I apologize if this question is somewhat off-topic but I think that this is the best place to find an answer. This is sort of an oddity that's confused me for years. When I run latex -v I get:

pdfTeX 3.14159265-2.6-1.40.15 (TeX Live 2014)
kpathsea version 6.2.0
Copyright 2014 Peter Breitenlohner (eTeX)/Han The Thanh (pdfTeX).
There is NO warranty.  Redistribution of this software is
covered by the terms of both the pdfTeX copyright and
the Lesser GNU General Public License.
For more information about these matters, see the file
named COPYING and the pdfTeX source.
Primary author of pdfTeX: Peter Breitenlohner (eTeX)/Han The Thanh (pdfTeX).
Compiled with libpng 1.6.10; using libpng 1.6.10
Compiled with zlib 1.2.8; using zlib 1.2.8
Compiled with xpdf version 3.03

which is the same thing that I see if I run pdflatex -v. Diving a little deeper, I find that:

 ls -l /usr/local/texlive/2014/bin/x86_64-linux/latex
lrwxrwxrwx 1 root root 6 Aug 15  2009 /usr/local/texlive/2014/bin/x86_64-linux/latex -> pdftex*

and

 ls -l /usr/local/texlive/2014/bin/x86_64-linux/pdflatex
lrwxrwxrwx 1 root root 6 Aug 15  2009 /usr/local/texlive/2014/bin/x86_64-linux/pdflatex -> pdftex*

So it seems that latex and pdflatex are in fact the same. But obviously they are not. latex produces dvi files and pdflatex produces pdf files, just as they are supposed to. This question was raised before as a "how question": How can latex and pdflatex be both symbolic links to same executable (pdftex) and not behave the same? to which the answer is argv[0].

But why? Why are the programs packaged in the same binary and with the same versioning data? I don't think I've encountered this kind of approach anywhere else–it just seems so hacky. Why not maintain separate executables instead of a single executable with an argv switch-case?

Best Answer

It is no different to asking why two java executables use the same java runtime. plain tex and latex both need a tex engine to execute the code, they differ in which format file (ie a memory dump of definitions) they load. Classically that was specified by a commandline argument tex &plain v tex &latex but as a convenience web2c implementations can use the program name to default the format. Similarly the output format (dvi or pdf) can be specified on the command line (or using tex syntax within the file) but the program name can be used to default it.

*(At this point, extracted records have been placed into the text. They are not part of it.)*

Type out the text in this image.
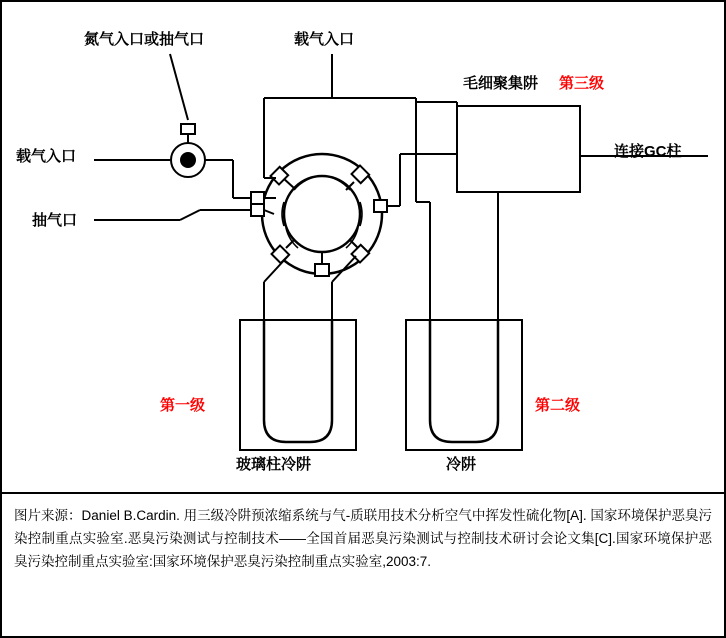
氮气入口或抽气口	载气入口
毛细聚集阱 第三级
载气入口	连接GC柱
抽气口
第一级	第二级
玻璃柱冷阱	冷阱
图片来源：Daniel B.Cardin. 用三级冷阱预浓缩系统与气-质联用技术分析空气中挥发性硫化物[A]. 国家环境保护恶臭污染控制重点实验室.恶臭污染测试与控制技术——全国首届恶臭污染测试与控制技术研讨会论文集[C].国家环境保护恶臭污染控制重点实验室:国家环境保护恶臭污染控制重点实验室,2003:7.
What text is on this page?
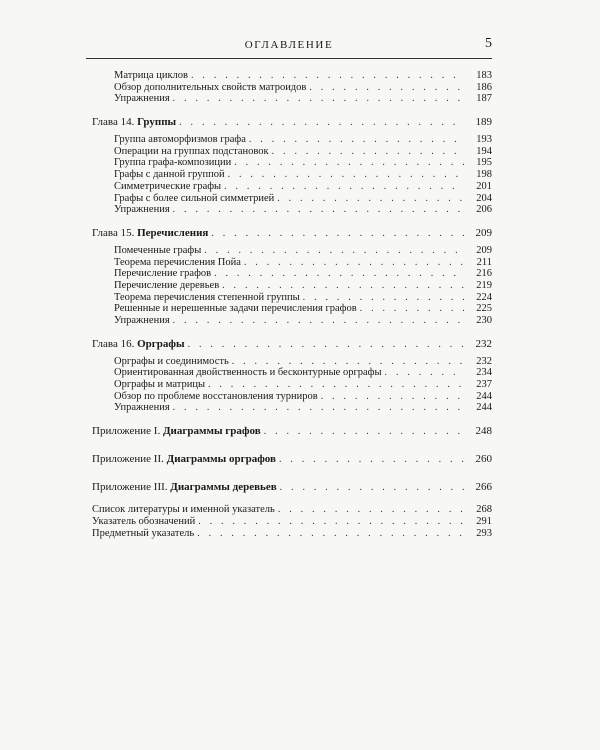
ОГЛАВЛЕНИЕ	5
Матрица циклов . . .	183
Обзор дополнительных свойств матроидов . . .	186
Упражнения . . .	187
Глава 14. Группы . . .	189
Группа автоморфизмов графа . . .	193
Операции на группах подстановок . . .	194
Группа графа-композиции . . .	195
Графы с данной группой . . .	198
Симметрические графы . . .	201
Графы с более сильной симметрией . . .	204
Упражнения . . .	206
Глава 15. Перечисления . . .	209
Помеченные графы . . .	209
Теорема перечисления Пойа . . .	211
Перечисление графов . . .	216
Перечисление деревьев . . .	219
Теорема перечисления степенной группы . . .	224
Решенные и нерешенные задачи перечисления графов . . .	225
Упражнения . . .	230
Глава 16. Орграфы . . .	232
Орграфы и соединимость . . .	232
Ориентированная двойственность и бесконтурные орграфы . . .	234
Орграфы и матрицы . . .	237
Обзор по проблеме восстановления турниров . . .	244
Упражнения . . .	244
Приложение I. Диаграммы графов . . .	248
Приложение II. Диаграммы орграфов . . .	260
Приложение III. Диаграммы деревьев . . .	266
Список литературы и именной указатель . . .	268
Указатель обозначений . . .	291
Предметный указатель . . .	293
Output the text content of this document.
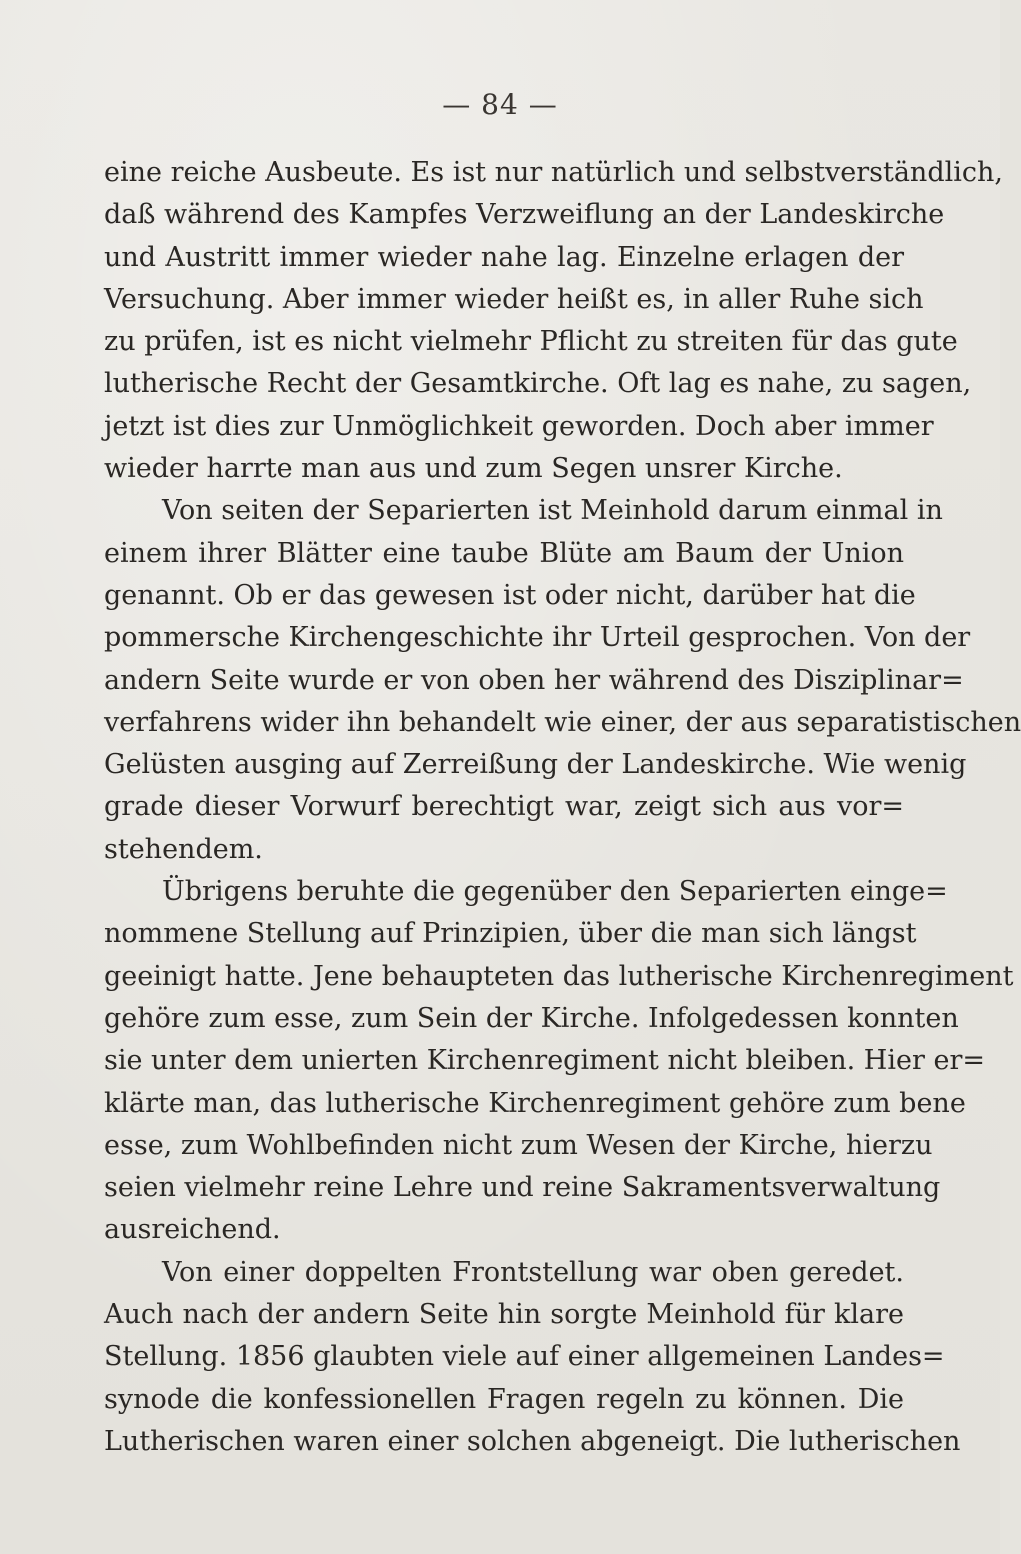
— 84 —
eine reiche Ausbeute. Es ist nur natürlich und selbstverständlich,
daß während des Kampfes Verzweiflung an der Landeskirche
und Austritt immer wieder nahe lag. Einzelne erlagen der
Versuchung. Aber immer wieder heißt es, in aller Ruhe sich
zu prüfen, ist es nicht vielmehr Pflicht zu streiten für das gute
lutherische Recht der Gesamtkirche. Oft lag es nahe, zu sagen,
jetzt ist dies zur Unmöglichkeit geworden. Doch aber immer
wieder harrte man aus und zum Segen unsrer Kirche.
Von seiten der Separierten ist Meinhold darum einmal in
einem ihrer Blätter eine taube Blüte am Baum der Union
genannt. Ob er das gewesen ist oder nicht, darüber hat die
pommersche Kirchengeschichte ihr Urteil gesprochen. Von der
andern Seite wurde er von oben her während des Disziplinar=
verfahrens wider ihn behandelt wie einer, der aus separatistischen
Gelüsten ausging auf Zerreißung der Landeskirche. Wie wenig
grade dieser Vorwurf berechtigt war, zeigt sich aus vor=
stehendem.
Übrigens beruhte die gegenüber den Separierten einge=
nommene Stellung auf Prinzipien, über die man sich längst
geeinigt hatte. Jene behaupteten das lutherische Kirchenregiment
gehöre zum esse, zum Sein der Kirche. Infolgedessen konnten
sie unter dem unierten Kirchenregiment nicht bleiben. Hier er=
klärte man, das lutherische Kirchenregiment gehöre zum bene
esse, zum Wohlbefinden nicht zum Wesen der Kirche, hierzu
seien vielmehr reine Lehre und reine Sakramentsverwaltung
ausreichend.
Von einer doppelten Frontstellung war oben geredet.
Auch nach der andern Seite hin sorgte Meinhold für klare
Stellung. 1856 glaubten viele auf einer allgemeinen Landes=
synode die konfessionellen Fragen regeln zu können. Die
Lutherischen waren einer solchen abgeneigt. Die lutherischen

Note it's really not two different executables packaged as one, it is just defaulting the commandline arguments, for example

pdflatex '\pdfoutput=0 \input' file

or

pdflatex --output-format=dvi file

use commandline arguments to produce dvi files using pdflatex.

The behaviour is identical to

latex file

It is just that --output-format gets a different default if the command name is latex.